Isn't it great that we have SSL (Secure Socket Layer). Now we are saved from the ugly hand of fraud, now we are secure, we can do shopping online with a comfort that everything we do is encrypted! As long as you see a padlock on your browser, you can give your credit card details, talk about your personal problems, give all the confidential information about your financial affairs. This is the answer to all our problems! The holy Grail of secure Internet shopping! Or is it?
By Melih Abdulhayoglu, Chief Security Architect - Comodo Group
SSL is Secure Socket Layer (and its latest update TLS, Transport Layer Security) was designed by the people who brought us the Netscape browser technology. Really it is a data transport protocol.
Internet merchants wanting to use the system get an SSL Certificate. The Certificate is data that has been digitally signed by a CA (Certification Authority, someone we are supposed to trust). Because it has been digitally signed by a trustworthy institution (CA) we are supposed to trust the data it contains. When you need to submit confidential information to the website (and you don’t intend anyone else to see it) you go to their secure web site. You can tell it’s secure because it has a slightly different start to the URL – "HTTPS" or "https". Notice the "s" at the end of http, signifying "secure". This indicates that you have established an SSL session through https secured URL.
Also notice that you now have a padlock showing on bottom right of your
browser signifying an SSL connection. Many users are not familiar with
this padlock yet. It has taken the industry about 5 years to ‘educate’
us to associate secure connection with this little padlock!
OK, now I see the padlock, what does it really mean? All it means is that you have an encrypted channel/link with that certificate owner.

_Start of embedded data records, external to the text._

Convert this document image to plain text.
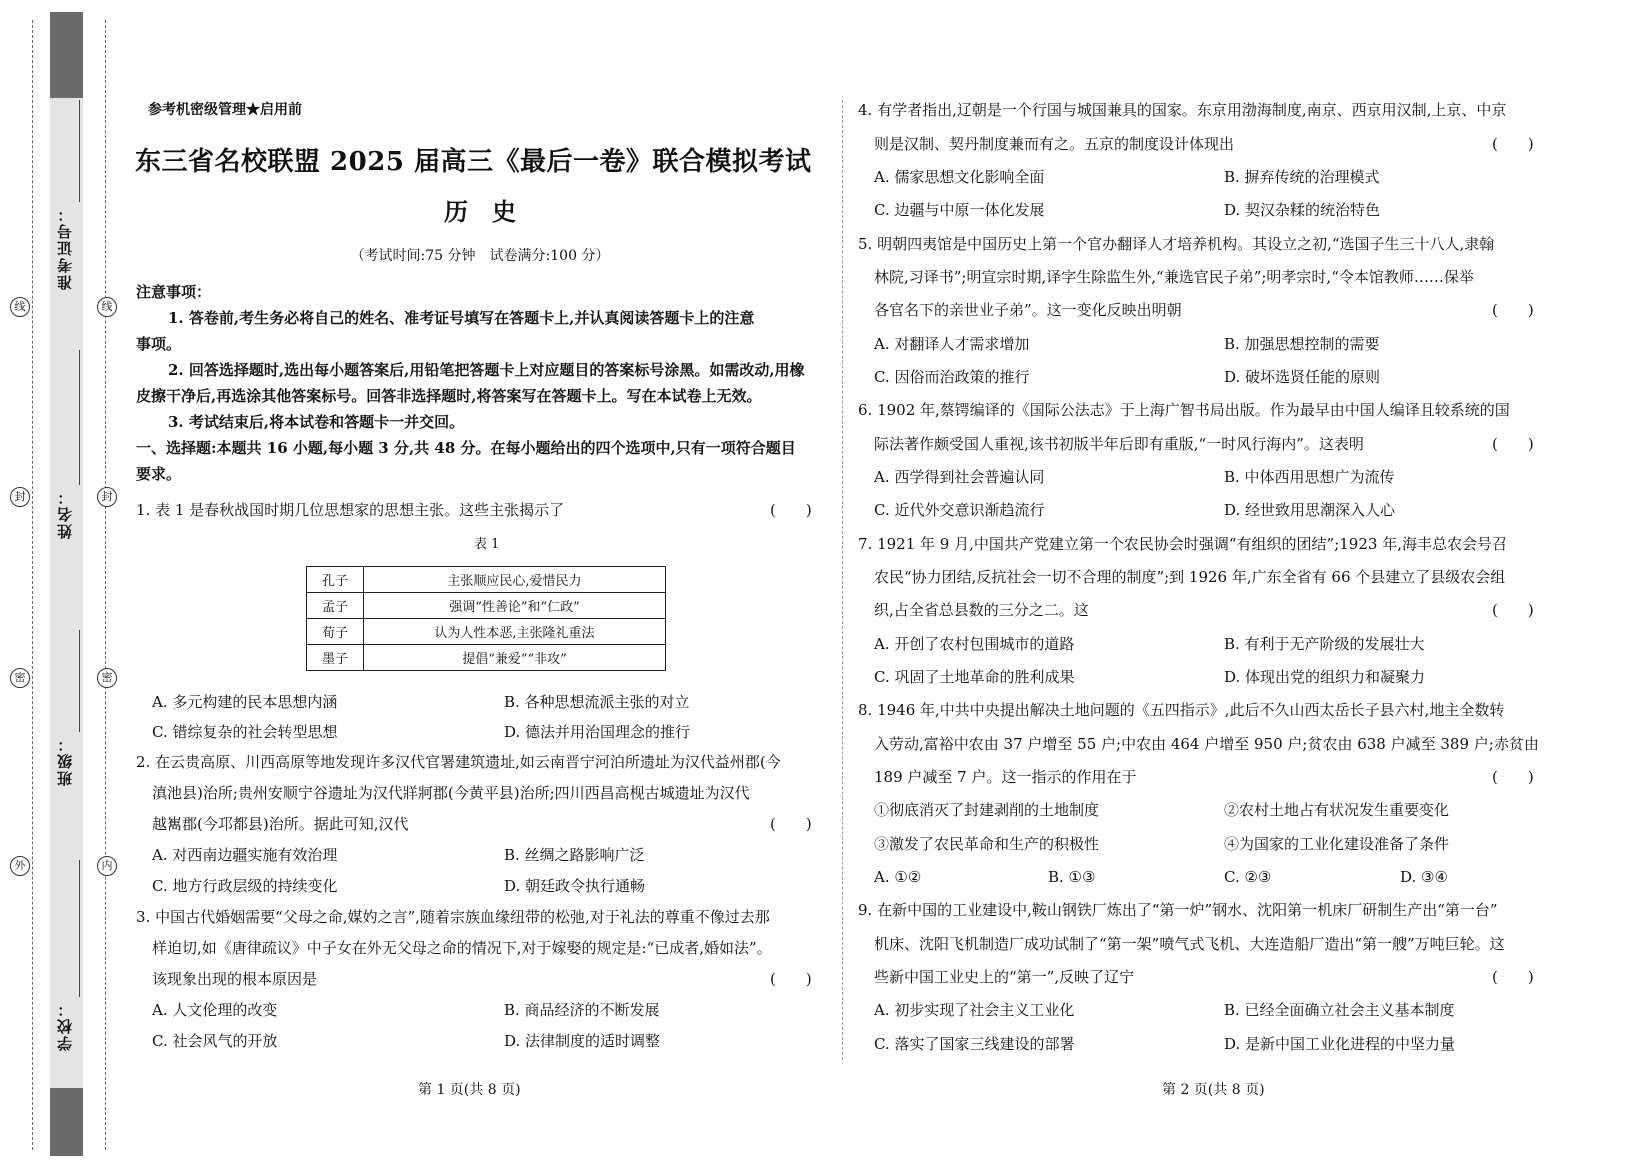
准考证号：
姓名：
班级：
学校：
线
封
密
外
线
封
密
内
参考机密级管理★启用前
东三省名校联盟 2025 届高三《最后一卷》联合模拟考试
历　史
（考试时间:75 分钟　试卷满分:100 分）
注意事项：
1. 答卷前,考生务必将自己的姓名、准考证号填写在答题卡上,并认真阅读答题卡上的注意
事项。
2. 回答选择题时,选出每小题答案后,用铅笔把答题卡上对应题目的答案标号涂黑。如需改动,用橡
皮擦干净后,再选涂其他答案标号。回答非选择题时,将答案写在答题卡上。写在本试卷上无效。
3. 考试结束后,将本试卷和答题卡一并交回。
一、选择题:本题共 16 小题,每小题 3 分,共 48 分。在每小题给出的四个选项中,只有一项符合题目
要求。
1. 表 1 是春秋战国时期几位思想家的思想主张。这些主张揭示了	(　　)
表 1
孔子	主张顺应民心,爱惜民力
孟子	强调“性善论”和“仁政”
荀子	认为人性本恶,主张隆礼重法
墨子	提倡“兼爱”“非攻”
A. 多元构建的民本思想内涵	B. 各种思想流派主张的对立
C. 错综复杂的社会转型思想	D. 德法并用治国理念的推行
2. 在云贵高原、川西高原等地发现许多汉代官署建筑遗址,如云南晋宁河泊所遗址为汉代益州郡(今
滇池县)治所;贵州安顺宁谷遗址为汉代牂牁郡(今黄平县)治所;四川西昌高枧古城遗址为汉代
越嶲郡(今邛都县)治所。据此可知,汉代	(　　)
A. 对西南边疆实施有效治理	B. 丝绸之路影响广泛
C. 地方行政层级的持续变化	D. 朝廷政令执行通畅
3. 中国古代婚姻需要“父母之命,媒妁之言”,随着宗族血缘纽带的松弛,对于礼法的尊重不像过去那
样迫切,如《唐律疏议》中子女在外无父母之命的情况下,对于嫁娶的规定是:“已成者,婚如法”。
该现象出现的根本原因是	(　　)
A. 人文伦理的改变	B. 商品经济的不断发展
C. 社会风气的开放	D. 法律制度的适时调整
4. 有学者指出,辽朝是一个行国与城国兼具的国家。东京用渤海制度,南京、西京用汉制,上京、中京
则是汉制、契丹制度兼而有之。五京的制度设计体现出	(　　)
A. 儒家思想文化影响全面	B. 摒弃传统的治理模式
C. 边疆与中原一体化发展	D. 契汉杂糅的统治特色
5. 明朝四夷馆是中国历史上第一个官办翻译人才培养机构。其设立之初,“选国子生三十八人,隶翰
林院,习译书”;明宣宗时期,译字生除监生外,“兼选官民子弟”;明孝宗时,“令本馆教师……保举
各官名下的亲世业子弟”。这一变化反映出明朝	(　　)
A. 对翻译人才需求增加	B. 加强思想控制的需要
C. 因俗而治政策的推行	D. 破坏选贤任能的原则
6. 1902 年,蔡锷编译的《国际公法志》于上海广智书局出版。作为最早由中国人编译且较系统的国
际法著作颇受国人重视,该书初版半年后即有重版,“一时风行海内”。这表明	(　　)
A. 西学得到社会普遍认同	B. 中体西用思想广为流传
C. 近代外交意识渐趋流行	D. 经世致用思潮深入人心
7. 1921 年 9 月,中国共产党建立第一个农民协会时强调“有组织的团结”;1923 年,海丰总农会号召
农民“协力团结,反抗社会一切不合理的制度”;到 1926 年,广东全省有 66 个县建立了县级农会组
织,占全省总县数的三分之二。这	(　　)
A. 开创了农村包围城市的道路	B. 有利于无产阶级的发展壮大
C. 巩固了土地革命的胜利成果	D. 体现出党的组织力和凝聚力
8. 1946 年,中共中央提出解决土地问题的《五四指示》,此后不久山西太岳长子县六村,地主全数转
入劳动,富裕中农由 37 户增至 55 户;中农由 464 户增至 950 户;贫农由 638 户减至 389 户;赤贫由
189 户减至 7 户。这一指示的作用在于	(　　)
①彻底消灭了封建剥削的土地制度	②农村土地占有状况发生重要变化
③激发了农民革命和生产的积极性	④为国家的工业化建设准备了条件
A. ①②	B. ①③	C. ②③	D. ③④
9. 在新中国的工业建设中,鞍山钢铁厂炼出了“第一炉”钢水、沈阳第一机床厂研制生产出“第一台”
机床、沈阳飞机制造厂成功试制了“第一架”喷气式飞机、大连造船厂造出“第一艘”万吨巨轮。这
些新中国工业史上的“第一”,反映了辽宁	(　　)
A. 初步实现了社会主义工业化	B. 已经全面确立社会主义基本制度
C. 落实了国家三线建设的部署	D. 是新中国工业化进程的中坚力量
第 1 页(共 8 页)	第 2 页(共 8 页)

So does this mean that the URL (web address) that I see in my browser bar is who I have a secure link with? NO! All it means is that you have an encrypted link with the certificate holder. There is no verifiable or trustable link between the padlock and what you see in your URL bar! Unless you double click on the padlock to view the details of the SSL certificate and then compare it with what is being shown on the URL - which not many of us know about or are willing to go through.
What’s more, how do I know that the padlock I see is an authentic
one? Well, you don’t - for all you know this could be faked by a
simple piece of code in the website.
At the end of the day, the idea of SSL is a good one, but without verification technologies to allow the end user to easily verify the authenticity of a padlock or other icon it cannot be completely trusted as a secure connection.